I have just realized that Titan is very close to being 7 months old and I am sensing he is a little small for his age at only around 43 lbs


----------



## Ang3lblu3y3s

Every pit is different but that seems ok, if its a major concern where back bone or ribs are showing you might want to seek advice from a vet. My female only weighed 43 full grown but was short and muscular in a tiny way.

Sent from Petguide.com Free App


----------



## Bosscobb

Our Boss weighs 52 lbs. He will be 7 mos. Next week.

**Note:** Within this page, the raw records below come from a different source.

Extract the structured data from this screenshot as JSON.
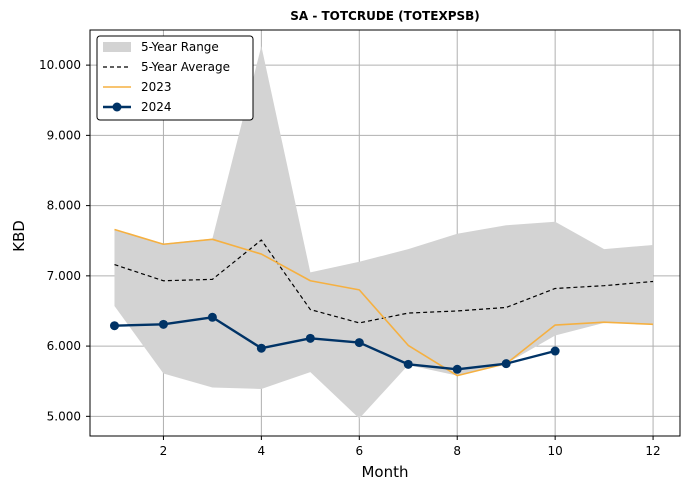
{
  "chart_data": {
    "type": "line",
    "title": "SA - TOTCRUDE (TOTEXPSB)",
    "xlabel": "Month",
    "ylabel": "KBD",
    "xlim": [
      0.5,
      12.55
    ],
    "ylim": [
      4.72,
      10.5
    ],
    "x_ticks": [
      2,
      4,
      6,
      8,
      10,
      12
    ],
    "x_tick_labels": [
      "2",
      "4",
      "6",
      "8",
      "10",
      "12"
    ],
    "y_ticks": [
      5,
      6,
      7,
      8,
      9,
      10
    ],
    "y_tick_labels": [
      "5.000",
      "6.000",
      "7.000",
      "8.000",
      "9.000",
      "10.000"
    ],
    "grid": true,
    "legend_position": "top-left",
    "legend": [
      "5-Year Range",
      "5-Year Average",
      "2023",
      "2024"
    ],
    "colors": {
      "range": "#d3d3d3",
      "average": "#000000",
      "y2023": "#f5b041",
      "y2024": "#003366",
      "grid": "#b0b0b0"
    },
    "range": {
      "x": [
        1,
        2,
        3,
        4,
        5,
        6,
        7,
        8,
        9,
        10,
        11,
        12
      ],
      "lower": [
        6.57,
        5.61,
        5.41,
        5.39,
        5.63,
        4.97,
        5.73,
        5.58,
        5.75,
        6.15,
        6.33,
        6.31
      ],
      "upper": [
        7.65,
        7.46,
        7.53,
        10.27,
        7.05,
        7.2,
        7.38,
        7.6,
        7.72,
        7.77,
        7.38,
        7.44
      ]
    },
    "series": [
      {
        "name": "5-Year Average",
        "x": [
          1,
          2,
          3,
          4,
          5,
          6,
          7,
          8,
          9,
          10,
          11,
          12
        ],
        "values": [
          7.16,
          6.93,
          6.95,
          7.51,
          6.52,
          6.33,
          6.47,
          6.5,
          6.55,
          6.82,
          6.86,
          6.92
        ]
      },
      {
        "name": "2023",
        "x": [
          1,
          2,
          3,
          4,
          5,
          6,
          7,
          8,
          9,
          10,
          11,
          12
        ],
        "values": [
          7.66,
          7.45,
          7.52,
          7.31,
          6.93,
          6.8,
          6.01,
          5.58,
          5.75,
          6.3,
          6.34,
          6.31
        ]
      },
      {
        "name": "2024",
        "x": [
          1,
          2,
          3,
          4,
          5,
          6,
          7,
          8,
          9,
          10
        ],
        "values": [
          6.29,
          6.31,
          6.41,
          5.97,
          6.11,
          6.05,
          5.74,
          5.67,
          5.75,
          5.93
        ]
      }
    ]
  }
}
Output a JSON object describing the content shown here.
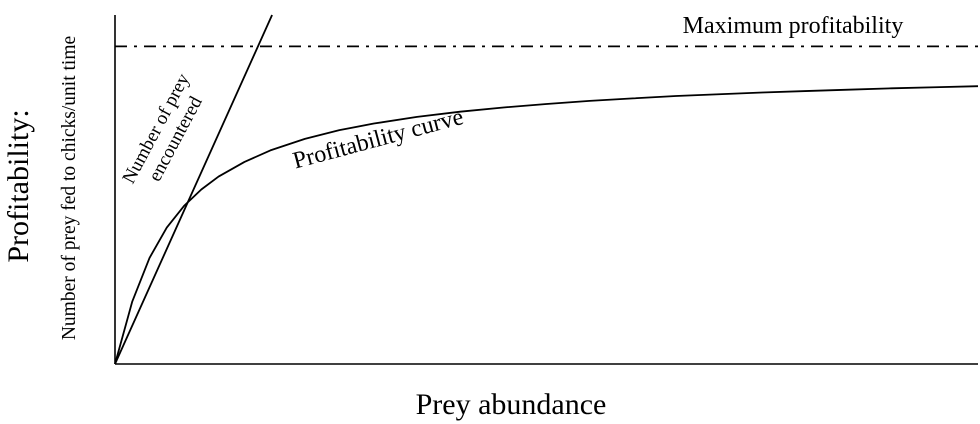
{
  "chart_data": {
    "type": "line",
    "title": "",
    "xlabel": "Prey abundance",
    "ylabel": "Profitability:",
    "ylabel_sub": "Number of prey fed to chicks/unit time",
    "xlim": [
      0,
      100
    ],
    "ylim": [
      0,
      100
    ],
    "grid": false,
    "legend": "none",
    "maximum_profitability": 91,
    "series": [
      {
        "name": "Profitability curve",
        "style": "solid",
        "x": [
          0,
          2,
          4,
          6,
          8,
          10,
          12,
          15,
          18,
          22,
          26,
          30,
          35,
          40,
          45,
          50,
          55,
          60,
          65,
          70,
          75,
          80,
          85,
          90,
          95,
          100
        ],
        "y": [
          0,
          17.9,
          30.4,
          39.1,
          45.3,
          50,
          53.7,
          57.9,
          61.2,
          64.5,
          67,
          68.9,
          70.8,
          72.3,
          73.5,
          74.5,
          75.4,
          76.1,
          76.8,
          77.3,
          77.8,
          78.2,
          78.6,
          79,
          79.3,
          79.6
        ]
      },
      {
        "name": "Number of prey encountered",
        "style": "solid",
        "x": [
          0,
          18.2
        ],
        "y": [
          0,
          100
        ]
      },
      {
        "name": "Maximum profitability",
        "style": "dash-dot",
        "x": [
          0,
          100
        ],
        "y": [
          91,
          91
        ]
      }
    ],
    "annotations": [
      {
        "text": "Maximum profitability"
      },
      {
        "text": "Profitability curve"
      },
      {
        "text_line1": "Number of prey",
        "text_line2": "encountered"
      }
    ],
    "colors": {
      "line": "#000000",
      "background": "#ffffff"
    }
  }
}
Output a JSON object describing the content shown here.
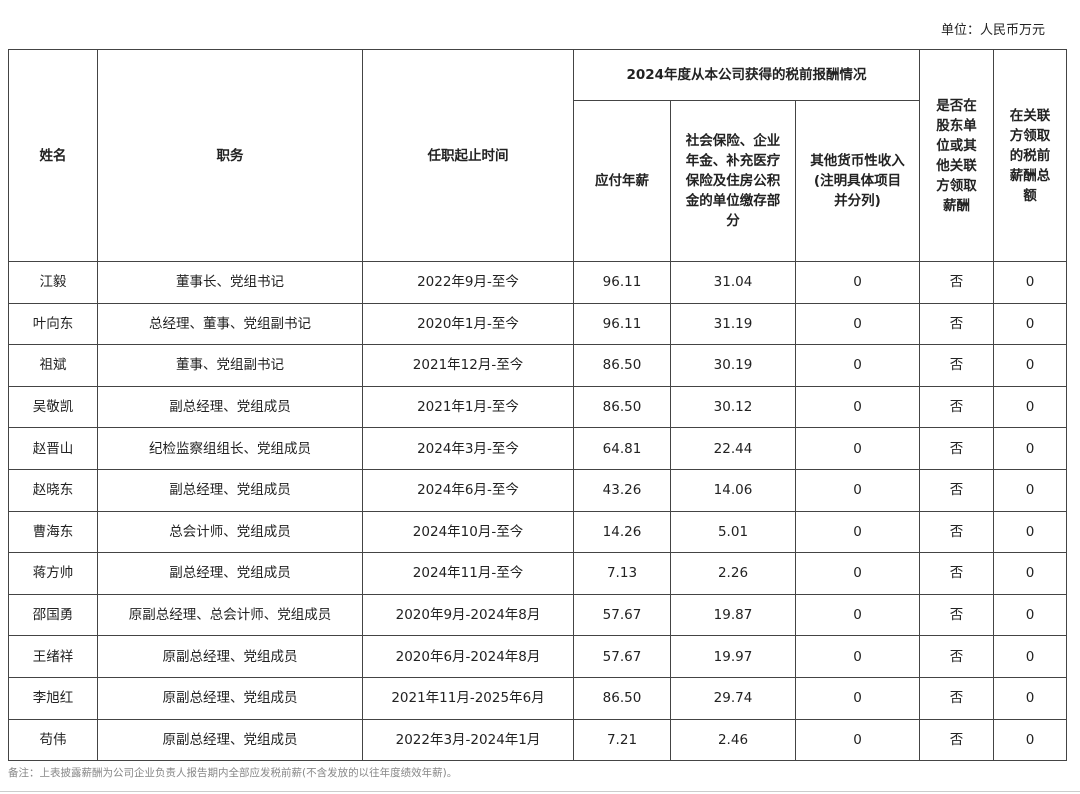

Sent from Petguide.com Free App


----------



## pitbull4life

Mine probably weighed 45-50 pounds at 7 months. She's fully grown now and weighs 70


----------



## American_Pit13

My girls weight between 30 and 42 lbs full grown. Pit Bulls are small dogs not large ones.


----------



## Just Tap Pits

My xl dog was between 60-70 at .7 months I think. I know he kept gaining weight steadily until 9 to one year then he plateaued until weight pull training started


----------



## ames

Most pups will grow up until a year and the grow and fill out for the next year. A good guess is doubling your pups four month old weight to get their adult weight. My pup was about 45lbs I think at 7 months? He is 56lbs now and was 29lbs at four months

Sent from Petguide.com App


----------



## Soyfon

*Hmmm*

I just weighted mine, he is 7 month and 3 days, he is around 65 lb, he isn't fat though  ... , but his siblings are like... 40-55 lb... we weight em every month and report to each other... however... he haven't seen his siblings since he was 5 month since I've been traveling, been calling to check up on em though  and his name is Titan also haha


----------



## HeavyJeep

I know this is an old thread.. My 6 mo old is 23 lbs.. Hell my biggest full grown female is only 61 chain weight. And that is huge to me..


----------



## M.o.E.

MY puppy weighs 80lbs at 7 months & 1 week...
he's mix pit, his mom red nose & his dad a blue brindle...


----------



## bdonovan87

my pitt nawla is 7 months she weighs 58 pounds she is an amazing dog feed them great food i feed mine raw and origen tundra its amazing shes a moo moo coloured from a blue nose mother and black and white father. nawla is a purebred amstaff


----------